The just released "Outbreak Responder" puts players in the position of international aid workers trying to stop the spread of malaria in Africa, letting us take a walk in their shoes -- and their scrubs.

Through 30 levels of play, the iOS game challenges players to complete tasks like managing and training volunteers, clearing mosquito pools, buying insecticide, curing the sick and accepting donations.

The game also gives actual donations.

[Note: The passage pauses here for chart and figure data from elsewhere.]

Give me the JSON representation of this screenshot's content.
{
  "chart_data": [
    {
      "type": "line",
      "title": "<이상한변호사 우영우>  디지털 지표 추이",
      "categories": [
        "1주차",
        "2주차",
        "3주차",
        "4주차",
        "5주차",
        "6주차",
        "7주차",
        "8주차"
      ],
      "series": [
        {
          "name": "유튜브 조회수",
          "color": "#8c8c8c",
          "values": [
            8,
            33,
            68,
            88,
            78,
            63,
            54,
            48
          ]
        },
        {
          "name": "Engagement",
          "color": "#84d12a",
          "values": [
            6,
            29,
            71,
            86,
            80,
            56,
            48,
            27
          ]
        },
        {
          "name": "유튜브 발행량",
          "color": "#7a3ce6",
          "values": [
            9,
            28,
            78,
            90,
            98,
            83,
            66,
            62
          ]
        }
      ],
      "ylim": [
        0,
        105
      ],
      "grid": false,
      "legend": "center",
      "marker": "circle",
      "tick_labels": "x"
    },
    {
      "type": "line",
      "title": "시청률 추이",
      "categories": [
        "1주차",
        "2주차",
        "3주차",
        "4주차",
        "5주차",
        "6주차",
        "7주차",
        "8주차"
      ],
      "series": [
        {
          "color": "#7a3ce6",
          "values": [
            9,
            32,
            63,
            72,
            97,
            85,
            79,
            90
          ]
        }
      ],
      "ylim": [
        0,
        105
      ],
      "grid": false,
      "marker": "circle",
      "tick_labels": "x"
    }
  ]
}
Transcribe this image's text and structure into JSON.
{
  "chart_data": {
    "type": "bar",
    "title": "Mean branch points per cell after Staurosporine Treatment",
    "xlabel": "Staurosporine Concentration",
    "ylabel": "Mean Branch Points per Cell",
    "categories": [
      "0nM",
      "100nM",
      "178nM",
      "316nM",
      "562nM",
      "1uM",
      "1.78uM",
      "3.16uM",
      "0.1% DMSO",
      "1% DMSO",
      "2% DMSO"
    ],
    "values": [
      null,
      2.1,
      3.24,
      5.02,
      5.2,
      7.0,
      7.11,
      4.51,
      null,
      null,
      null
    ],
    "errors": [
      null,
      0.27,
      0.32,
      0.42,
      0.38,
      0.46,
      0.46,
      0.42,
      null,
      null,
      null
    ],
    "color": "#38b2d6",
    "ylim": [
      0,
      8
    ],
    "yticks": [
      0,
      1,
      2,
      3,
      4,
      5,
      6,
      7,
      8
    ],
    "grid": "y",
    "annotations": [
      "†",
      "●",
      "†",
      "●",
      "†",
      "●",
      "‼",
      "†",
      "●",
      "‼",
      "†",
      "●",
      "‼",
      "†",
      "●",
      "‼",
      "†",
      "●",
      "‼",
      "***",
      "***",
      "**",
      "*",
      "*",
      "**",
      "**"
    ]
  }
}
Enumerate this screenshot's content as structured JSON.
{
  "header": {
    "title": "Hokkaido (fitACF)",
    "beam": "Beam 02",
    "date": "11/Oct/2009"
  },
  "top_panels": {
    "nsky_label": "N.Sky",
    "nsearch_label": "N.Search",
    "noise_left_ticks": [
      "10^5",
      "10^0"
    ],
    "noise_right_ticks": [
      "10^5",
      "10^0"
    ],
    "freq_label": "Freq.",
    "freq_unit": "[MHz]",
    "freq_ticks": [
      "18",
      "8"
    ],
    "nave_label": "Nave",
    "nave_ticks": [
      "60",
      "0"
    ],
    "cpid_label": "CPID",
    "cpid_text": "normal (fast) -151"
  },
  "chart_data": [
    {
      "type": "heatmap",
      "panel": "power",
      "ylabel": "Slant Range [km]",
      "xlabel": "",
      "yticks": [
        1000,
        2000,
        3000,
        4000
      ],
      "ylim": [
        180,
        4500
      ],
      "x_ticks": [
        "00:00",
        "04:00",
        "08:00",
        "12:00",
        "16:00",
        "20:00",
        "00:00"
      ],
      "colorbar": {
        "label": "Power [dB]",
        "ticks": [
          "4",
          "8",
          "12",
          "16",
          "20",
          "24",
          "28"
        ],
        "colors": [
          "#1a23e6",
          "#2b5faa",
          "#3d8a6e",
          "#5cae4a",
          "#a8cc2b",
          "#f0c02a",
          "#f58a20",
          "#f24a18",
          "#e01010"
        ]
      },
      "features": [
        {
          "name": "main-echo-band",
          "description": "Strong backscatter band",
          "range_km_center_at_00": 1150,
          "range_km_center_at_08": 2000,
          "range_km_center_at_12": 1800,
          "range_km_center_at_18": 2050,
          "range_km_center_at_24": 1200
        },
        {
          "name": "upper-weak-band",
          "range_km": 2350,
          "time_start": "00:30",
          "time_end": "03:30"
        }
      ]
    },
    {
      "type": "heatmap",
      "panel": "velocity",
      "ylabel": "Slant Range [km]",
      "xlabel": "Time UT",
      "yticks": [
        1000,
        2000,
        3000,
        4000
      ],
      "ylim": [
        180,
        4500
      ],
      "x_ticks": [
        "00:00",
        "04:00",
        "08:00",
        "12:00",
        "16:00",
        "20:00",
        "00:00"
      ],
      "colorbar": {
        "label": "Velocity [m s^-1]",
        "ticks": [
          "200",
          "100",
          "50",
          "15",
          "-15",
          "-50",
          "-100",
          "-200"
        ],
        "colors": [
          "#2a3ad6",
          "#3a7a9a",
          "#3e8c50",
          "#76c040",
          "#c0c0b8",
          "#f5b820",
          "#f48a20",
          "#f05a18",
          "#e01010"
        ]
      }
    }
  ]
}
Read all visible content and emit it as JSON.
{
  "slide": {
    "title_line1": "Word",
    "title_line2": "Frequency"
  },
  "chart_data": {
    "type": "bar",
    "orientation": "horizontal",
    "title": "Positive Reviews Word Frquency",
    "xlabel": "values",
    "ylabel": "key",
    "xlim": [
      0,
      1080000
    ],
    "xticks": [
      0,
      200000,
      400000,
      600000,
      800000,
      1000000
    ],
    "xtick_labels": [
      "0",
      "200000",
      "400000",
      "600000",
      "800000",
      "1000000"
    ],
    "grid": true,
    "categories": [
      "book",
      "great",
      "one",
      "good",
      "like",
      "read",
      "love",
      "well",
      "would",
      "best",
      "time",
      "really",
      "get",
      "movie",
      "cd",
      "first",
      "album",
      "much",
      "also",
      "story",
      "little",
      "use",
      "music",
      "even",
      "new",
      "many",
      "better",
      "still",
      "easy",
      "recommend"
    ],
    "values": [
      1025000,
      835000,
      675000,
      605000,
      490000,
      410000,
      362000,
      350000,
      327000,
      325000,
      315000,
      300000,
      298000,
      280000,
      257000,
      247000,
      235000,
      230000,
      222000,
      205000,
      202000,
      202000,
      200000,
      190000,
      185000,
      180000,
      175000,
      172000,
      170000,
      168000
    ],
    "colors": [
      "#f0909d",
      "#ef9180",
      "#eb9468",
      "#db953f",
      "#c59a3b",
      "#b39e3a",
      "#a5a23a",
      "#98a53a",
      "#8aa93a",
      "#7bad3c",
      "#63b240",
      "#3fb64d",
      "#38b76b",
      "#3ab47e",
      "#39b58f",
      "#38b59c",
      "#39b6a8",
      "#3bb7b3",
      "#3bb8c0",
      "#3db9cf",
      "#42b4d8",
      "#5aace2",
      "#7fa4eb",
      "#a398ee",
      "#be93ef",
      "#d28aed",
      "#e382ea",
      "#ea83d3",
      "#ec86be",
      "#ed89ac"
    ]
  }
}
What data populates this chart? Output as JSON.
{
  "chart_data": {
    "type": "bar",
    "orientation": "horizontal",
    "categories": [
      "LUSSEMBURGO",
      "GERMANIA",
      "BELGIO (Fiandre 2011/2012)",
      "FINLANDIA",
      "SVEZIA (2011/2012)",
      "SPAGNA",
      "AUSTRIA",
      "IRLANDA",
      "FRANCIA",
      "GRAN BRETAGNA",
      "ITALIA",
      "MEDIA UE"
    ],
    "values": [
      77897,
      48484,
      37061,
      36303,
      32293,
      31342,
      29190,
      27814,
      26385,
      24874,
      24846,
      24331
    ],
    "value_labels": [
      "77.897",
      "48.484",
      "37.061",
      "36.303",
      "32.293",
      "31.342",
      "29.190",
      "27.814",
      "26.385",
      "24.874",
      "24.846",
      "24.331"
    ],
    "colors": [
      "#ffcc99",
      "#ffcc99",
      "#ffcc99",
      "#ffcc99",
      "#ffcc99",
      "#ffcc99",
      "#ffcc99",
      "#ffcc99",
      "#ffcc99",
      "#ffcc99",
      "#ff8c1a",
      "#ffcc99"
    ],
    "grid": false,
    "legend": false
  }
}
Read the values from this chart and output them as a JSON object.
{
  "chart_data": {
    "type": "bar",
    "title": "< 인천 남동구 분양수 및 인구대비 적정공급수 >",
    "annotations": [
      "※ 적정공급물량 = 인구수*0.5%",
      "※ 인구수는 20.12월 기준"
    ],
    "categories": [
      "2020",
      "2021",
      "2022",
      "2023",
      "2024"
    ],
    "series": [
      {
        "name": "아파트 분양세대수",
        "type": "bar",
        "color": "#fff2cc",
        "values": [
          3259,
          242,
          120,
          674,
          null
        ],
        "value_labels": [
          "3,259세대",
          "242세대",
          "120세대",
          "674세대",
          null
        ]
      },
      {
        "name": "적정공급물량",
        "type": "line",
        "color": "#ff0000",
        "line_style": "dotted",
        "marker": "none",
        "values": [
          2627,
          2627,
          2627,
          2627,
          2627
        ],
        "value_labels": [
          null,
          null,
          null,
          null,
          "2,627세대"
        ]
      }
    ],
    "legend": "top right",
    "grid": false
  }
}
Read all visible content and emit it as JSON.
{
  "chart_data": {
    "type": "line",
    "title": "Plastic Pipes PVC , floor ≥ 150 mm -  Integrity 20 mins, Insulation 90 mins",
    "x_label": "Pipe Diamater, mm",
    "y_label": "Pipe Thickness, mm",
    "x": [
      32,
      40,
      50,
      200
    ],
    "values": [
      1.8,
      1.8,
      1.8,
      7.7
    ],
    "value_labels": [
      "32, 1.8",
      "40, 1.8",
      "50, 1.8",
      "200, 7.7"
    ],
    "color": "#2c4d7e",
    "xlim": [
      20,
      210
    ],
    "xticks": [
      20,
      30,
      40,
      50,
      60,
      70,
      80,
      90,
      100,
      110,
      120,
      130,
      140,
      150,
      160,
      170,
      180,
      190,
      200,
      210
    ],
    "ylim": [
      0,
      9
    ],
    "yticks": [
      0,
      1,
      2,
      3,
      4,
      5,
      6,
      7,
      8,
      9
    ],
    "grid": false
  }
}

Half the profits from in-app purchases go to the non-profit Malaria No More, which provides tests and treatments to children in Africa.

The game was developed by Global Gaming Initiative, which also makes a soccer game and a bike-riding game that funnel 50 percent of profits to charities.

"Outbreak Responder" joins other games for good, such as "Free Rice," an online trivia and vocabulary game that donates 10 grains of rice through the World Food Programme for each right answer, and FarmVille, from social gaming company Zynga, which runs in-game campaigns for various non-profits.

Most games don't attempt to simulate the experience of a crisis, though there is at least one other. "Darfur is Dying," on online game created as part of a contest help by a partnership between Reebok Human Rights Foundation, mtvU and the International Crisis Group, challenges players to protect the Sudanese refugee camp in which they live from a militia attack.

"Outbreak Responder" seeks to raise awareness and money that's urgently needed: more than 600,000 people die from malaria each year. Global Gaming Initiative said that every dollar collected from "Outbreak Responder" can save two lives through Malaria No More's treatment program.